Following a person’s disappearance for at least seven years, that person may be presumed to be dead. However, whether the person has died is a question of fact therefore it is not always necessary to wait seven years – even where that person’s body has not been found.

Background

Wiehong Guo (“WG”) was a permanent resident of Australia. She had been born in China but moved to Australia in 2000 where she purchased a property in Carlingford (“the Carlingford Property”). WG continued to maintain relationships with people in Australia and her family in China.

WG had not been seen since April 2001. Despite inquiries police couldn’t locate her, nor did any bank or government agencies have any records or transactions after this date similarly immigration records indicated that WG had not left Australia.

The Proceedings

On 1 October 2019, WG’s daughter Sijia Guo, (“the Plaintiff”) sought various forms of relief, including a family provision order based upon the premise that WG was dead.

Yong Wei Gao, WG’s husband (but not the Plaintiff’s father) was named as a defendant.
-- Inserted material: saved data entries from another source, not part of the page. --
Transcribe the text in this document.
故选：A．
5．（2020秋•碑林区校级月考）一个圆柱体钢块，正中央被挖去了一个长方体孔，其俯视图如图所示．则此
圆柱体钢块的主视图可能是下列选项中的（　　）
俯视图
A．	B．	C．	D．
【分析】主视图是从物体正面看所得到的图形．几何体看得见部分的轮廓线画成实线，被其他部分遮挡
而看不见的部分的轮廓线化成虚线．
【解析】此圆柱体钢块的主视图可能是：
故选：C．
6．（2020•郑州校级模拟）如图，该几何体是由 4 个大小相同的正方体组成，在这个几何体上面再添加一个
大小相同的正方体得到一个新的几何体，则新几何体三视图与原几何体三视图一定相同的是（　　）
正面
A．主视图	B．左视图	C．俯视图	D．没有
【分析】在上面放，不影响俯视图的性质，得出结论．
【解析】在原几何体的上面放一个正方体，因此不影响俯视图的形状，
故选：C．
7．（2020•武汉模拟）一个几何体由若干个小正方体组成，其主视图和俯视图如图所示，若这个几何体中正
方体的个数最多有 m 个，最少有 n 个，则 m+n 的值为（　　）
Yong Wei married WG in about March 2000 and they remained married at the date of her disappearance.

Sijia and Yong Wei agreed that WG should be considered dead but as there was no proof that they had died required the Court to decide that the missing person was dead. The onus of establishing the presumption the WG was dead rests on the party who seeks it, and it is found on the balance of probabilities.
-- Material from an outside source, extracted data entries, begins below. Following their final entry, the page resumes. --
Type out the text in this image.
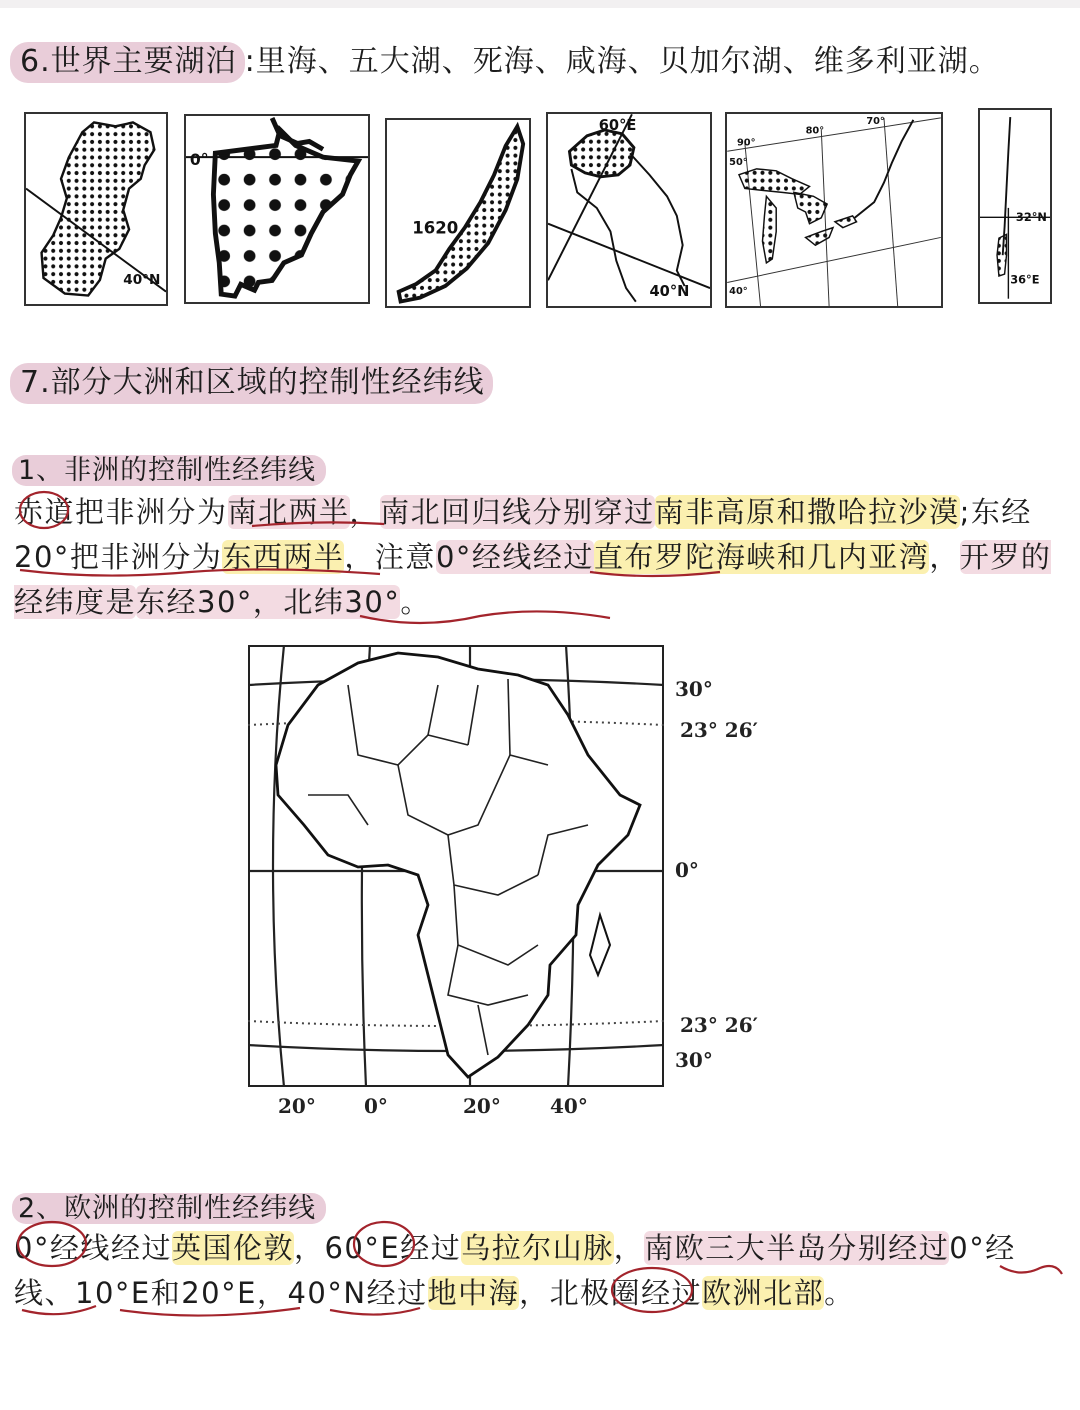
6.世界主要湖泊 :里海、五大湖、死海、咸海、贝加尔湖、维多利亚湖。
40°N
0°
1620
60°E
40°N
90°
80°
70°
50°
40°
32°N
36°E
7.部分大洲和区域的控制性经纬线
1、非洲的控制性经纬线

赤道把非洲分为南北两半，南北回归线分别穿过南非高原和撒哈拉沙漠;东经20°把非洲分为东西两半，注意0°经线经过直布罗陀海峡和几内亚湾，开罗的经纬度是东经30°，北纬30°。

30°
23° 26′
0°
23° 26′
30°
20° 0°	20° 40°
2、欧洲的控制性经纬线

0°经线经过英国伦敦，60°E经过乌拉尔山脉，南欧三大半岛分别经过0°经线、10°E和20°E，40°N经过地中海，北极圈经过欧洲北部。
The court found that there was no acceptable, affirmative, or direct evidence that WG is dead. Nor is there proof of death by inference therefore, the parties rely upon proof of death by presumption that the person has been absent, and not been heard of, or from, by those who might have been expected to hear of, or from, her, or him, for seven years.

The Court was satisfied, on the balance of probabilities, WG has been missing for more than 7 years; her disappearance was unexpected and unexplained and those most likely to have not heard from her. WG’s body has not been discovered or identified. Importantly, there is no evidence to raise an issue that WG is alive or any reason to believe that she was alive, which would rebut the presumption of death.
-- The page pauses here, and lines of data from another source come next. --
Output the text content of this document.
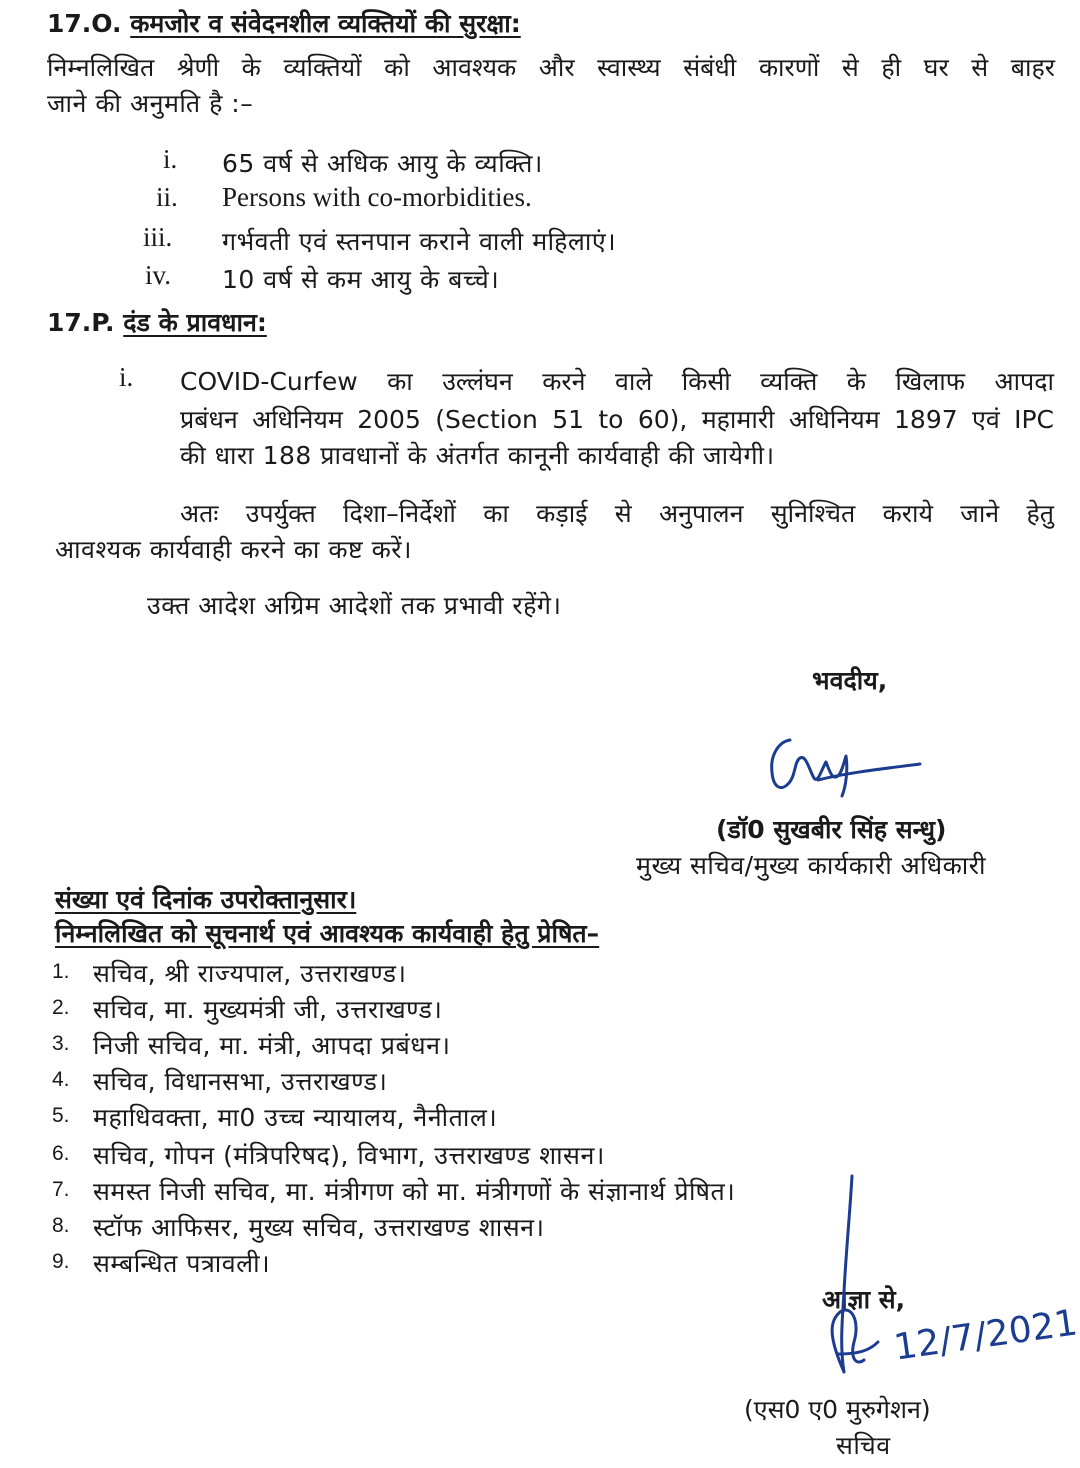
17.O. कमजोर व संवेदनशील व्यक्तियों की सुरक्षा:
निम्नलिखित श्रेणी के व्यक्तियों को आवश्यक और स्वास्थ्य संबंधी कारणों से ही घर से बाहर
जाने की अनुमति है :–
i. 65 वर्ष से अधिक आयु के व्यक्ति।
ii. Persons with co-morbidities.
iii. गर्भवती एवं स्तनपान कराने वाली महिलाएं।
iv. 10 वर्ष से कम आयु के बच्चे।
17.P. दंड के प्रावधान:
i. COVID-Curfew का उल्लंघन करने वाले किसी व्यक्ति के खिलाफ आपदा
प्रबंधन अधिनियम 2005 (Section 51 to 60), महामारी अधिनियम 1897 एवं IPC
की धारा 188 प्रावधानों के अंतर्गत कानूनी कार्यवाही की जायेगी।
अतः उपर्युक्त दिशा–निर्देशों का कड़ाई से अनुपालन सुनिश्चित कराये जाने हेतु
आवश्यक कार्यवाही करने का कष्ट करें।
उक्त आदेश अग्रिम आदेशों तक प्रभावी रहेंगे।
भवदीय,
(डॉ0 सुखबीर सिंह सन्धु)
मुख्य सचिव/मुख्य कार्यकारी अधिकारी
संख्या एवं दिनांक उपरोक्तानुसार।
निम्नलिखित को सूचनार्थ एवं आवश्यक कार्यवाही हेतु प्रेषित–
1. सचिव, श्री राज्यपाल, उत्तराखण्ड।
2. सचिव, मा. मुख्यमंत्री जी, उत्तराखण्ड।
3. निजी सचिव, मा. मंत्री, आपदा प्रबंधन।
4. सचिव, विधानसभा, उत्तराखण्ड।
5. महाधिवक्ता, मा0 उच्च न्यायालय, नैनीताल।
6. सचिव, गोपन (मंत्रिपरिषद), विभाग, उत्तराखण्ड शासन।
7. समस्त निजी सचिव, मा. मंत्रीगण को मा. मंत्रीगणों के संज्ञानार्थ प्रेषित।
8. स्टॉफ आफिसर, मुख्य सचिव, उत्तराखण्ड शासन।
9. सम्बन्धित पत्रावली।
आज्ञा से,
12/7/2021
(एस0 ए0 मुरुगेशन)
सचिव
Section 40A of the Probate and Administration Act 1898 (NSW), relevantly, provides:

(1) Where the Court is satisfied, whether by direct evidence or on presumption of death, that any person is dead, the Court shall have jurisdiction to grant probate of the person’s will or administration of the person’s estate, notwithstanding that it may subsequently appear that the person was living at the date of the grant.

Section 40B(3) of the Probate and Administration Act, relevantly, provides:

The estate shall not be distributed without the leave of the Court.

The Decision

The Court was satisfied that WG, on presumption of death, is no longer alive and left no Will. Sijia and Yong Wei are entitled under the operation of the rules of intestacy, to share the estate of WG each consent to an independent administrator being appointed to administer the intestate estate of WG.

Additionally, Yong Wei will not sell, mortgage, charge, or in any way encumber, or deal with, the Carlingford property until further order of the Court.